Ripeto dipende dal vantaggio che ne posso trarre... io penso di avere un prezzo... alto ma ce l'ho... 

Per esempio di un lavoro migliore non me ne fregherebbe un cazzo... qualche lira in piu' non mi cambia la vita


----------



## Old Anna A (5 Settembre 2008)

moltimodi ha detto:


> Lascia stare i figli. E' un falsare il problema, perchè vendersi per non far morire un figlio, non è la stessa cosa. Io parlo di vendere te stessa, per ottenere un vantaggio per te stessa.


ok... ed è proprio per questo motivo che ho aperto il 3d... perchè non sempre non è sempre facile dire NO.


----------



## Old Anna A (5 Settembre 2008)

Toujours ha detto:


> te vist che bel bagai ?
> 
> ero qui ... mi vedi ?


 
no. non ti vedo.
però capisco l'illuminazione che può dare un posto così...


----------



## La Lupa (5 Settembre 2008)

Mmmm... faccio un pò fatica.

Non capisco esattamente i termini della questione.

Voglio dire... la libertà?

Ovvio (credo) che non ha prezzo.

A parte la vita. Nel senso che io, per esempio sono talmente attaccata alla mia vita che credo di poter pure rinunciare alla libertà pur di campare.

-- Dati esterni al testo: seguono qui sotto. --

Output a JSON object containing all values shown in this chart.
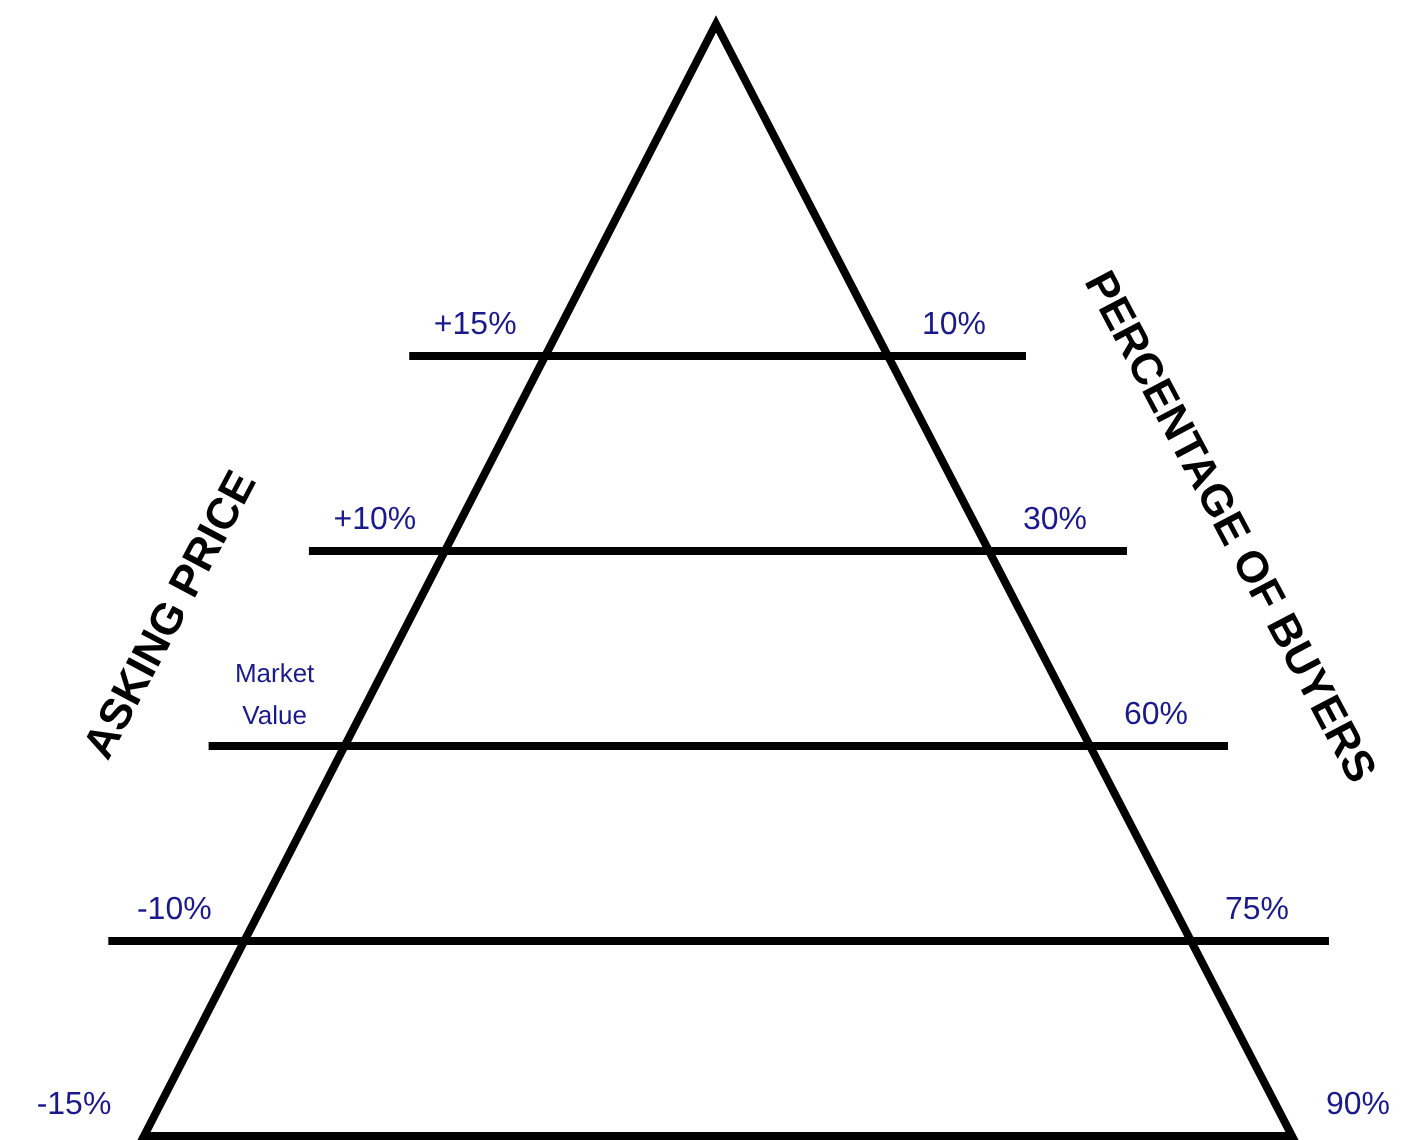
{
  "chart_data": {
    "type": "other",
    "ylabel": "ASKING PRICE",
    "y2label": "PERCENTAGE OF BUYERS",
    "categories": [
      "+15%",
      "+10%",
      "Market Value",
      "-10%",
      "-15%"
    ],
    "values": [
      10,
      30,
      60,
      75,
      90
    ],
    "value_labels": [
      "10%",
      "30%",
      "60%",
      "75%",
      "90%"
    ],
    "color": "#000000"
  }
}
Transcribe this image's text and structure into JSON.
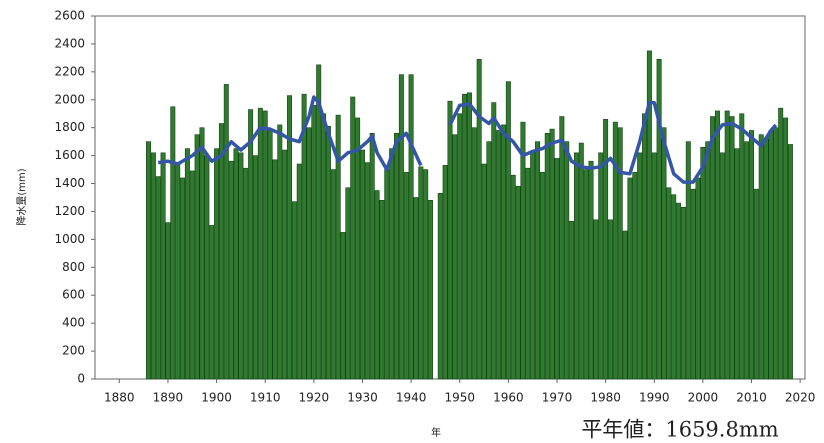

Poi... la libertà. Di cervello? Dai... quella (matrix permettendo) è ben dura te la portino via.

Io ci conto su sta cosa.

Per tutto il resto... mah... non mi piacciono le rigidità... mi ha sempre fatto ridere chi, per fare dispetto alla moglie, si taglia l'uccello.


----------



## La Lupa (5 Settembre 2008)

ps: comunque sì, tutto ha un prezzo.


----------



## Old Anna A (5 Settembre 2008)

La Lupa ha detto:


> Mmmm... faccio un pò fatica.
> 
> Non capisco esattamente i termini della questione.
> 
> ...


 
per esempio: ti propongono di allestire una mostra e quel progetto è una vita che lo insegui... però nel mezzo ti mettono una cosa che non c'entra un cazzo con il soggetto della mostra, ma scopri che è solo il capriccio del solito politico per soddisfare il capriccio di non so chi (cioè...)
rinunci perchè sarebbe giusto così, o accetti perchè forse un'altra occasione simile mai più capiterà?


----------



## Old Asudem (5 Settembre 2008)

Anna A ha detto:


> per esempio: ti propongono di allestire una mostra e quel progetto è una vita che lo insegui... però nel mezzo ti mettono una cosa che non c'entra un cazzo con il soggetto della mostra, ma scopri che è solo il capriccio del solito politico per soddisfare il capriccio di non so chi (cioè...)
> rinunci perchè sarebbe giusto così, o accetti perchè forse un'altra occasione simile mai più capiterà?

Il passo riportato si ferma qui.